If you wanna go deeper, read "What Every Computer Scientist Should Know About Floating-Point Arithmetic": https://docs.oracle.com/cd/E19957-01/806-3568/ncg_goldberg.html
Try this javascript out:
alert(parseFloat("2.9999999999999997779553950749686919152736663818359374999999"));
Then try this:
alert(parseFloat("2.9999999999999997779553950749686919152736663818359375"));
What you are seeing is simple floating point inaccuracy. For more information about that, see this for example: http://en.wikipedia.org/wiki/Floating_point#Accuracy_problems.
The basic issue is that the closest that a floating point value can get to representing the second number is greater than or equal to 3, whereas the closes that the a float can get to the first number is strictly less than three.
As for why right shifting by 0.5 does anything sane at all, it seems that 0.5 is just itself getting converted to an int (0) beforehand. Then the original float (2.999...) is getting converted to an int by truncation, as usual.
I don't think your right shift is relevant. You are simply beyond the resolution of a double precision floating point constant.
In Chrome:
var x = 2.999999999999999777955395074968691915273666381835937499999;
var y = 2.9999999999999997779553950749686919152736663818359375;
document.write("x=" + x);
document.write(" y=" + y);
Prints out: x = 2.9999999999999996 y=3
The shift right operator only operates on integers (both sides). So, shifting right by .5 bits should be exactly equivalent to shifting right by 0 bits. And, the left hand side is converted to an integer before the shift operation, which does the same thing as Math.floor().
I suspect that converting 2.9999999999999997779553950749686919152736663818359374999999
to it's binary representation would be enlightening. It's probably only 1 bit different
from true 3.
Good guess, but no cigar.
As the double precision FP number has 53 bits, the last FP number before 3 is actually
(exact): 2.999999999999999555910790149937383830547332763671875
But why it is
2.9999999999999997779553950749686919152736663818359375
(and this is exact, not 49999... !)
which is higher than the last displayable unit ? Rounding. The conversion routine (String to number) simply is correctly programmed to round the input the the next floating point number.
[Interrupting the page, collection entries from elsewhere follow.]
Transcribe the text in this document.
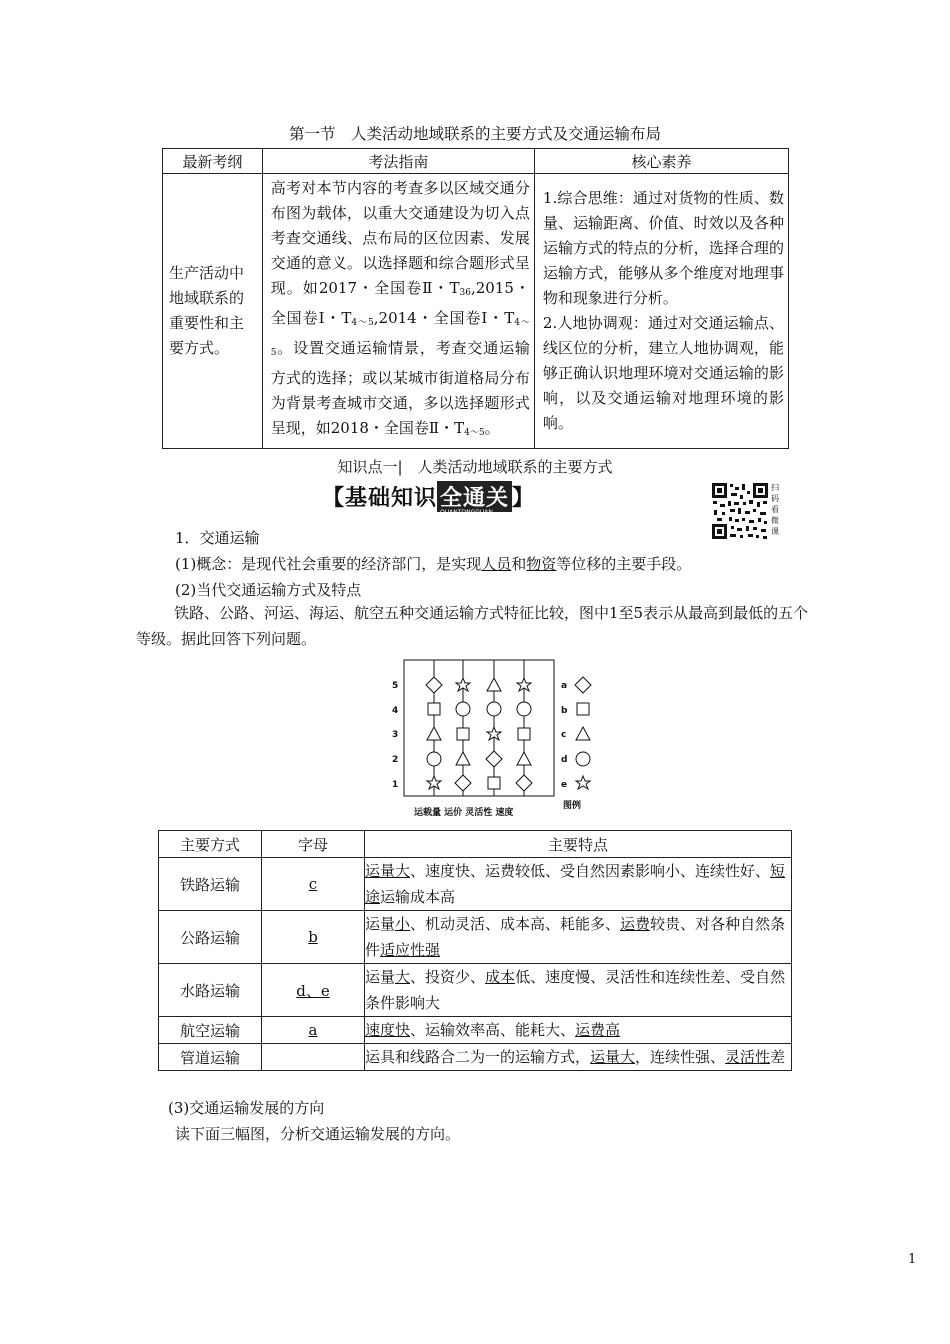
第一节　人类活动地域联系的主要方式及交通运输布局
最新考纲	考法指南	核心素养

生产活动中地域联系的重要性和主要方式。	高考对本节内容的考查多以区域交通分布图为载体，以重大交通建设为切入点考查交通线、点布局的区位因素、发展交通的意义。以选择题和综合题形式呈现。如2017・全国卷Ⅱ・$T_{36},2015$・全国卷Ⅰ・$T_{4\sim 5},2014$・全国卷Ⅰ・$T_{4\sim 5}$。设置交通运输情景，考查交通运输方式的选择；或以某城市街道格局分布为背景考查城市交通，多以选择题形式呈现，如2018・全国卷Ⅱ・$T_{4\sim 5}$。	1.综合思维：通过对货物的性质、数量、运输距离、价值、时效以及各种运输方式的特点的分析，选择合理的运输方式，能够从多个维度对地理事物和现象进行分析。
2.人地协调观：通过对交通运输点、线区位的分析，建立人地协调观，能够正确认识地理环境对交通运输的影响，以及交通运输对地理环境的影响。
知识点一|　人类活动地域联系的主要方式
【基础知识 全通关
QUANTONGGUAN
】	扫码看微课
1．交通运输
(1)概念：是现代社会重要的经济部门，是实现人员和物资等位移的主要手段。
(2)当代交通运输方式及特点
铁路、公路、河运、海运、航空五种交通运输方式特征比较，图中1至5表示从最高到最低的五个等级。据此回答下列问题。
5
4
3
2
1
a
b
c
d
e
图例
运载量 运价 灵活性 速度
主要方式	字母	主要特点
铁路运输	c	运量大、速度快、运费较低、受自然因素影响小、连续性好、短途运输成本高
公路运输	b	运量小、机动灵活、成本高、耗能多、运费较贵、对各种自然条件适应性强
水路运输	d、e	运量大、投资少、成本低、速度慢、灵活性和连续性差、受自然条件影响大
航空运输	a	速度快、运输效率高、能耗大、运费高
管道运输		运具和线路合二为一的运输方式，运量大，连续性强、灵活性差
(3)交通运输发展的方向
读下面三幅图，分析交通运输发展的方向。
1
2.999999999999999555910790149937383830547332763671875
.......(values between, increasing) -> round down
2.9999999999999997779553950749686919152736663818359375
....... (values between, increasing) -> round up to 3
3
The conversion input must use full precision. If the number is exactly the half between
those two fp numbers (which is 2.9999999999999997779553950749686919152736663818359375)
the rounding depends on the setted flags. The default rounding is round to even, meaning that the number will be rounded to the next even number.
Now
3 = 11. (binary)
2.999... = 10.11111111111...... (binary)
All bits are set, the number is always odd. That means that the exact half number will be rounded up, so you are getting the strange .....49999 period because it must be smaller than the exact half to be distinguishable from 3.
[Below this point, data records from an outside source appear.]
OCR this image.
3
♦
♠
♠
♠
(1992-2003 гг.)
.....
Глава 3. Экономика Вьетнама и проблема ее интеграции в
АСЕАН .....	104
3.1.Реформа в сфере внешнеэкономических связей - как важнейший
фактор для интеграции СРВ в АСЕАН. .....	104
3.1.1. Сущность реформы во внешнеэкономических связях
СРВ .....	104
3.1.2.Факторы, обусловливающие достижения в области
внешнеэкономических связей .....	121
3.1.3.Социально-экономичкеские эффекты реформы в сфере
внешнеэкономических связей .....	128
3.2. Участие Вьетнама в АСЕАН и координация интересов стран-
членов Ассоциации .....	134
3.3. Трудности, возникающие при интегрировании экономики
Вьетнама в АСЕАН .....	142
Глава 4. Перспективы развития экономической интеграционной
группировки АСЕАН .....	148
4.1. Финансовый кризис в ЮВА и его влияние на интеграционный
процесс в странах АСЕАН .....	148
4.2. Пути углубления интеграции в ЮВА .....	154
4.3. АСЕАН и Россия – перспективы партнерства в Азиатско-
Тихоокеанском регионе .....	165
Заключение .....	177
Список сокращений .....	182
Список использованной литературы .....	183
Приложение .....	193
I suspect that converting 2.9999999999999997779553950749686919152736663818359374999999 to its binary representation would be enlightening. It's probably only 1 bit different from true 3.
And to add to John's answer, the odds of this being more performant than Math.floor are vanishingly small.
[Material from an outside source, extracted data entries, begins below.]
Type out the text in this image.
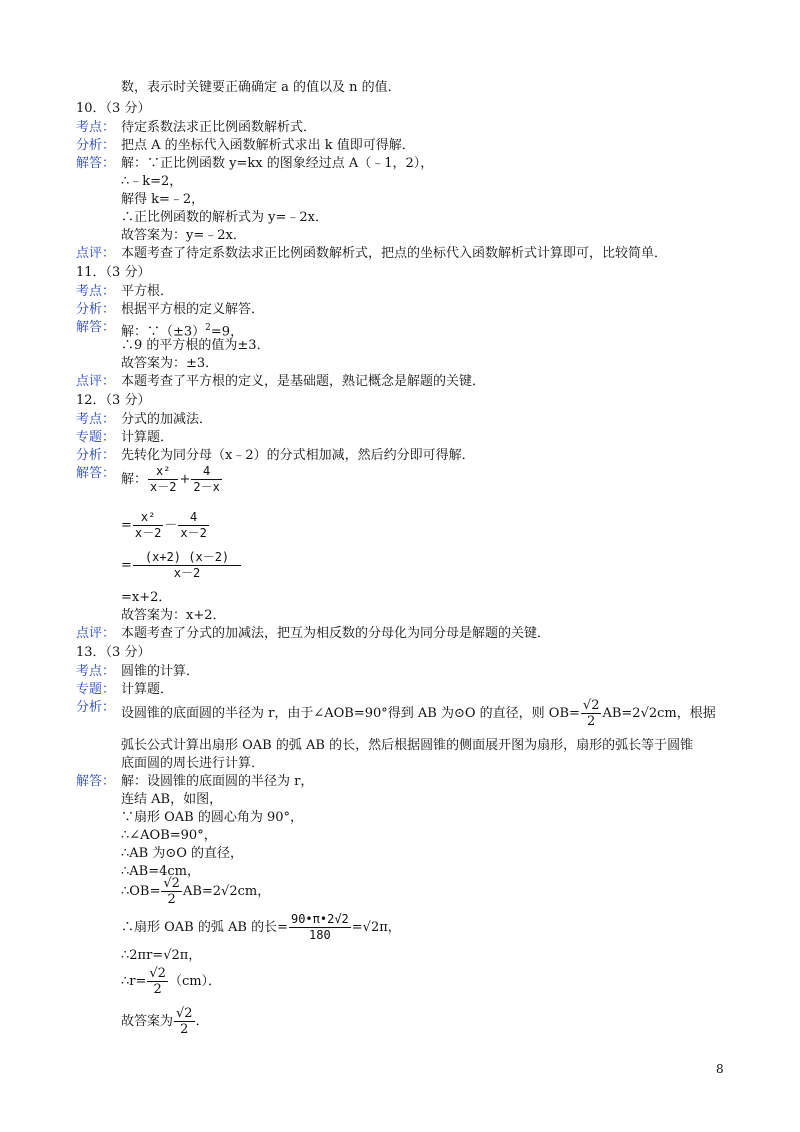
数，表示时关键要正确确定 a 的值以及 n 的值．
10．（3 分）
考点： 待定系数法求正比例函数解析式．
分析： 把点 A 的坐标代入函数解析式求出 k 值即可得解．
解答： 解：∵正比例函数 y=kx 的图象经过点 A（﹣1，2），
∴﹣k=2，
解得 k=﹣2，
∴正比例函数的解析式为 y=﹣2x．
故答案为：y=﹣2x．
点评： 本题考查了待定系数法求正比例函数解析式，把点的坐标代入函数解析式计算即可，比较简单．
11．（3 分）
考点： 平方根．
分析： 根据平方根的定义解答．
解答： 解：$\because(\pm 3)^2=9$，
∴9 的平方根的值为±3．
故答案为：±3．
点评： 本题考查了平方根的定义，是基础题，熟记概念是解题的关键．
12．（3 分）
考点： 分式的加减法．
专题： 计算题．
分析： 先转化为同分母（x﹣2）的分式相加减，然后约分即可得解．
解答： 解： $\frac{\text{x²}}{x-2} + \frac{4}{2-x}$
= $\frac{\text{x²}}{x-2} - \frac{4}{x-2}$
= $\frac{(x+2) (x-2)}{x-2}$
=x+2．
故答案为：x+2．
点评： 本题考查了分式的加减法，把互为相反数的分母化为同分母是解题的关键．
13．（3 分）
考点： 圆锥的计算．
专题： 计算题．
分析： 设圆锥的底面圆的半径为 r，由于∠AOB=90°得到 AB 为⊙O 的直径，则 $OB= \frac{√2}{2} AB=2√2cm$，根据
弧长公式计算出扇形 OAB 的弧 AB 的长，然后根据圆锥的侧面展开图为扇形，扇形的弧长等于圆锥
底面圆的周长进行计算．
解答： 解：设圆锥的底面圆的半径为 r，
连结 AB，如图，
∵扇形 OAB 的圆心角为 90°，
∴∠AOB=90°，
∴AB 为⊙O 的直径，
∴AB=4cm，
∴OB= $\frac{√2}{2} AB=2√2cm$，
∴扇形 OAB 的弧 AB 的长= $\frac{90•\pi•2√2}{180} =√2\pi$，
∴2πr=√2π，
∴r= $\frac{√2}{2} (cm)$．
故答案为 $\frac{√2}{2}$ ．
8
I don't know if JavaScript uses floating-point numbers or some kind of infinite-precision library, but either way, you're going to get rounding errors on an operation like this -- even if it's pretty well defined.
It should be noted that the number ".0000000000000007779553950749686919152736663818359374" is quite possibly the Epsilon, defined as "the smallest number E such that (1+E) > 1."